Preparing yolov3-tiny.cfg for classes=3 (and filters = 3*(5+classes) = 24) -> class 0 = background / class 1 = Circle / class 2 = Rectangle
Training a YOLO v3 tiny network with Darknet -> yoloy3-tiny_final.weights

Converting the darknet weights to a frozen inference graph (TensorFlow / pb):

python convert_weights_pb.py --class_names=data/CircleRectangle/object.names --weights_file=data/CircleRectangle/yolov3-tiny_final.weights --data_format=NHWC --tiny --output_graph data/CircleRectangle/yolov3-tiny_final.pb

Converting the frozen inference graph to the IR model (bin / mapping / xml)

python "D:/ModelOptimizer/model_optimizer/mo_tf.py" --batch 1 --input_model data/CircleRectangle/yolov3-tiny_final.pb --tensorflow_use_custom_operations_config "D:/ModelOptimizer/model_optimizer/extensions/front/tf/yolo_v3_tiny.json" --output_dir=data/CircleRectangle/

As already mentioned, the darknet weights file works very nice and generates reasonable predictions.

You can download my models and test images here. The predicted images in the results folder are generated with the original darknet model. Are you able to reproduce these results with the IR model?
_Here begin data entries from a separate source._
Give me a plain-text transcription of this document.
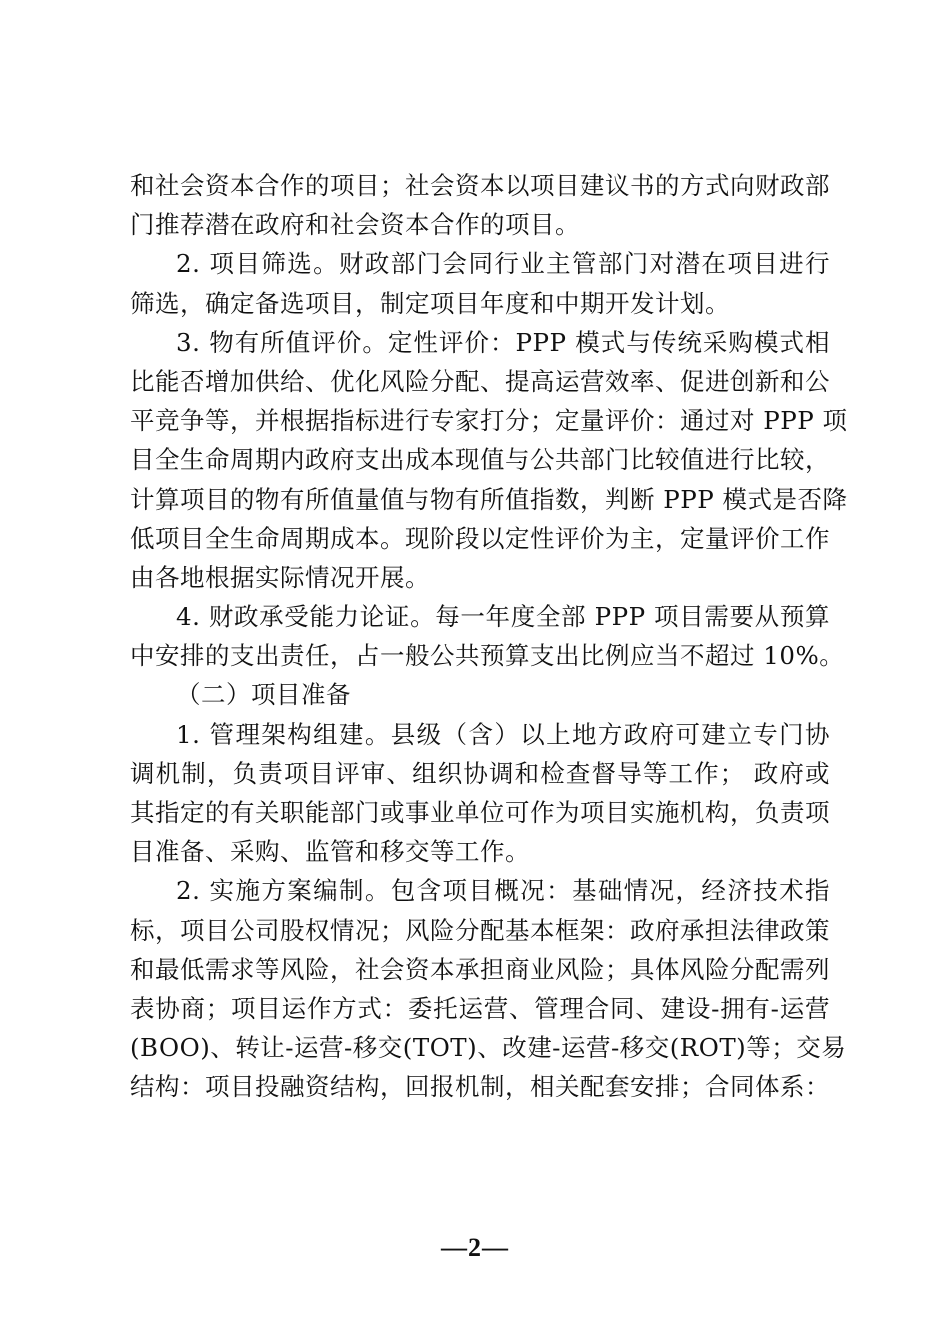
和社会资本合作的项目；社会资本以项目建议书的方式向财政部
门推荐潜在政府和社会资本合作的项目。
2. 项目筛选。财政部门会同行业主管部门对潜在项目进行
筛选，确定备选项目，制定项目年度和中期开发计划。
3. 物有所值评价。定性评价：PPP 模式与传统采购模式相
比能否增加供给、优化风险分配、提高运营效率、促进创新和公
平竞争等，并根据指标进行专家打分；定量评价：通过对 PPP 项
目全生命周期内政府支出成本现值与公共部门比较值进行比较，
计算项目的物有所值量值与物有所值指数，判断 PPP 模式是否降
低项目全生命周期成本。现阶段以定性评价为主，定量评价工作
由各地根据实际情况开展。
4. 财政承受能力论证。每一年度全部 PPP 项目需要从预算
中安排的支出责任，占一般公共预算支出比例应当不超过 10%。
（二）项目准备
1. 管理架构组建。县级（含）以上地方政府可建立专门协
调机制，负责项目评审、组织协调和检查督导等工作； 政府或
其指定的有关职能部门或事业单位可作为项目实施机构，负责项
目准备、采购、监管和移交等工作。
2. 实施方案编制。包含项目概况：基础情况，经济技术指
标，项目公司股权情况；风险分配基本框架：政府承担法律政策
和最低需求等风险，社会资本承担商业风险；具体风险分配需列
表协商；项目运作方式：委托运营、管理合同、建设-拥有-运营
(BOO)、转让-运营-移交(TOT)、改建-运营-移交(ROT)等；交易
结构：项目投融资结构，回报机制，相关配套安排；合同体系：
—2—
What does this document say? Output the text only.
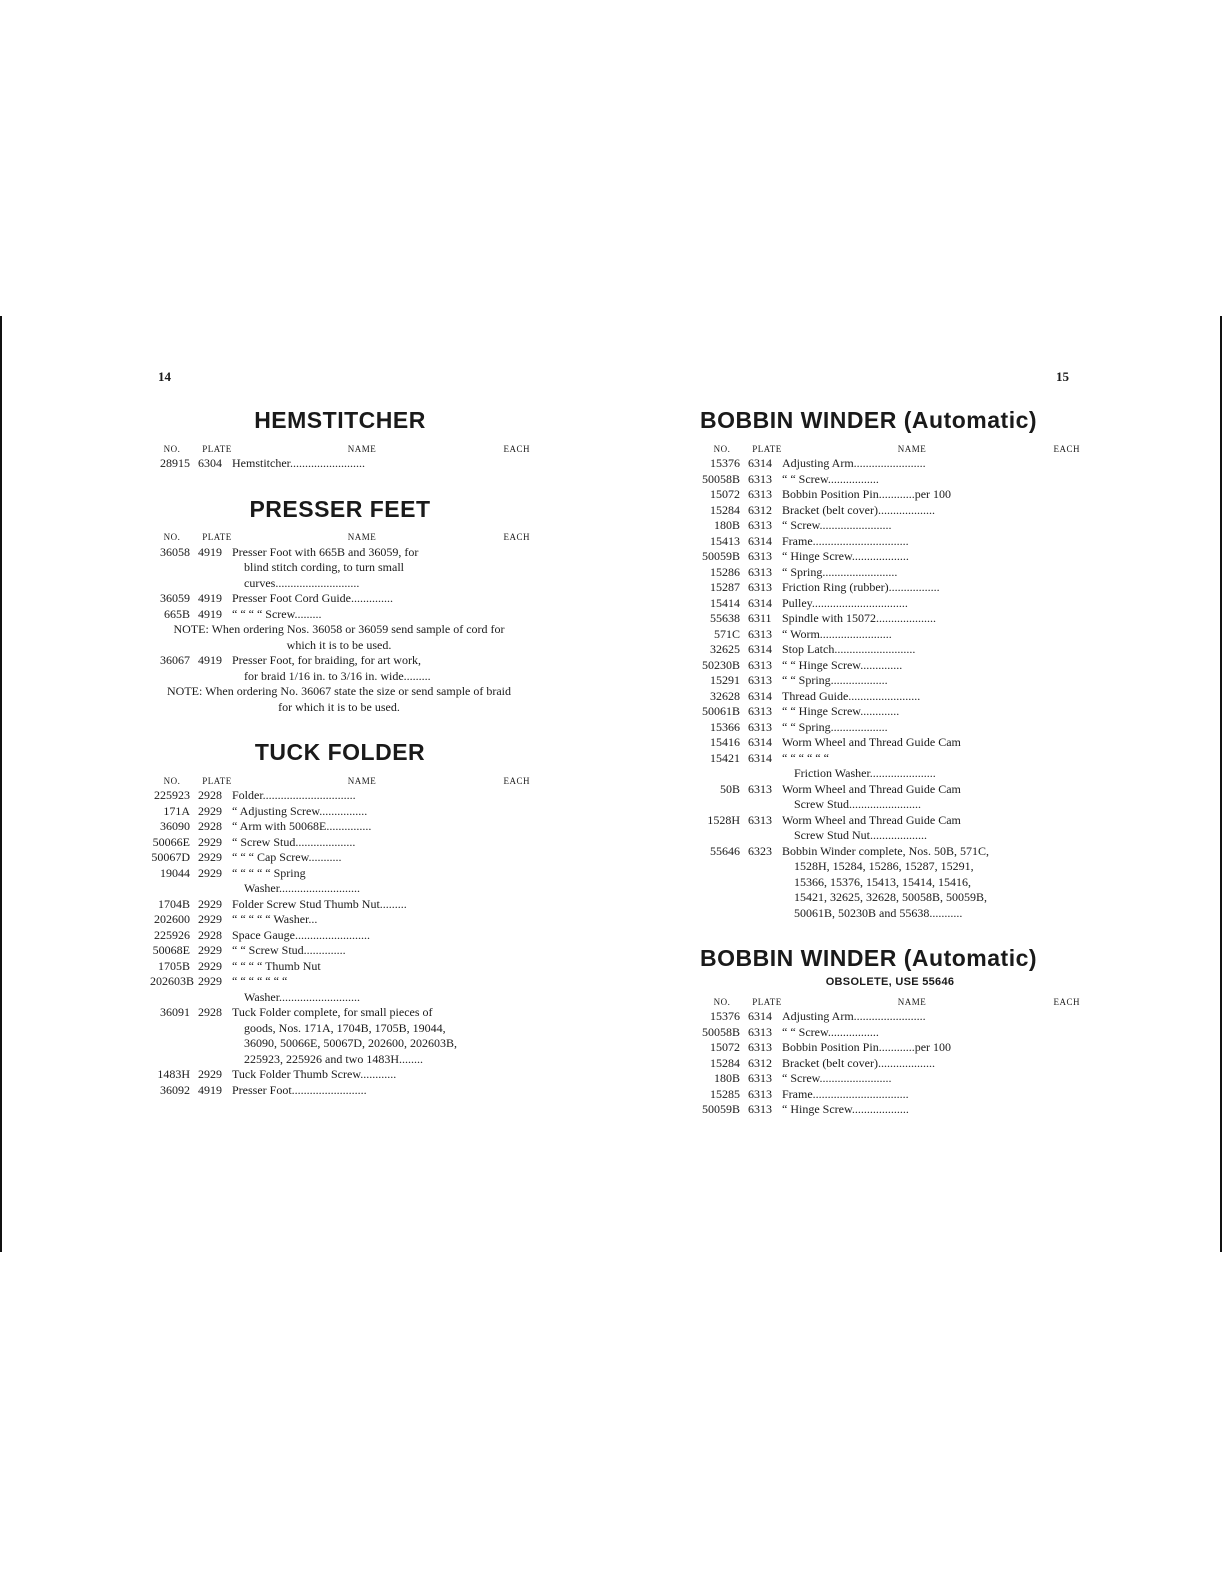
14	15
HEMSTITCHER
NO.	PLATE	NAME	EACH
28915 6304 Hemstitcher.........................
PRESSER FEET
NO.	PLATE	NAME	EACH
36058 4919 Presser Foot with 665B and 36059, for
blind stitch cording, to turn small
curves............................
36059 4919 Presser Foot Cord Guide..............
665B 4919 “ “ “ “ Screw.........
NOTE: When ordering Nos. 36058 or 36059 send sample of cord for which it is to be used.
36067 4919 Presser Foot, for braiding, for art work,
for braid 1/16 in. to 3/16 in. wide.........
NOTE: When ordering No. 36067 state the size or send sample of braid for which it is to be used.
TUCK FOLDER
NO.	PLATE	NAME	EACH
225923 2928 Folder...............................
171A 2929 “ Adjusting Screw................
36090 2928 “ Arm with 50068E...............
50066E 2929 “ Screw Stud....................
50067D 2929 “ “ “ Cap Screw...........
19044 2929 “ “ “ “ “ Spring
Washer...........................
1704B 2929 Folder Screw Stud Thumb Nut.........
202600 2929 “ “ “ “ “ Washer...
225926 2928 Space Gauge.........................
50068E 2929 “ “ Screw Stud..............
1705B 2929 “ “ “ “ Thumb Nut
202603B 2929 “ “ “ “ “ “ “
Washer...........................
36091 2928 Tuck Folder complete, for small pieces of
goods, Nos. 171A, 1704B, 1705B, 19044,
36090, 50066E, 50067D, 202600, 202603B,
225923, 225926 and two 1483H........
1483H 2929 Tuck Folder Thumb Screw............
36092 4919 Presser Foot.........................
BOBBIN WINDER (Automatic)
NO.	PLATE	NAME	EACH
15376 6314 Adjusting Arm........................
50058B 6313 “ “ Screw.................
15072 6313 Bobbin Position Pin............per 100
15284 6312 Bracket (belt cover)...................
180B 6313 “ Screw........................
15413 6314 Frame................................
50059B 6313 “ Hinge Screw...................
15286 6313 “ Spring.........................
15287 6313 Friction Ring (rubber).................
15414 6314 Pulley................................
55638 6311 Spindle with 15072....................
571C 6313 “ Worm........................
32625 6314 Stop Latch...........................
50230B 6313 “ “ Hinge Screw..............
15291 6313 “ “ Spring...................
32628 6314 Thread Guide........................
50061B 6313 “ “ Hinge Screw.............
15366 6313 “ “ Spring...................
15416 6314 Worm Wheel and Thread Guide Cam
15421 6314 “ “ “ “ “ “
Friction Washer......................
50B 6313 Worm Wheel and Thread Guide Cam
Screw Stud........................
1528H 6313 Worm Wheel and Thread Guide Cam
Screw Stud Nut...................
55646 6323 Bobbin Winder complete, Nos. 50B, 571C,
1528H, 15284, 15286, 15287, 15291,
15366, 15376, 15413, 15414, 15416,
15421, 32625, 32628, 50058B, 50059B,
50061B, 50230B and 55638...........
BOBBIN WINDER (Automatic)
OBSOLETE, USE 55646
NO.	PLATE	NAME	EACH
15376 6314 Adjusting Arm........................
50058B 6313 “ “ Screw.................
15072 6313 Bobbin Position Pin............per 100
15284 6312 Bracket (belt cover)...................
180B 6313 “ Screw........................
15285 6313 Frame................................
50059B 6313 “ Hinge Screw...................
And if not, are you able to convert my darknet model to IR in such a way that it works? It would very nice if you could help me to find out, in which step the problem occurs.

Best regards and thanks a lot,

gransanger19

gransanger19 · ‎03-28-2019

By the way, this is my yolo_v3_tiny.json:

[
  {
    "id": "TFYOLOV3",
    "match_kind": "general",
    "custom_attributes": {
      "classes": 3,
      "coords": 4,
      "num": 6,
      "mask": [0, 1, 2],
      "entry_points": ["detector/yolo-v3-tiny/Reshape", "detector/yolo-v3-tiny/Reshape_4"]
    }
  }
]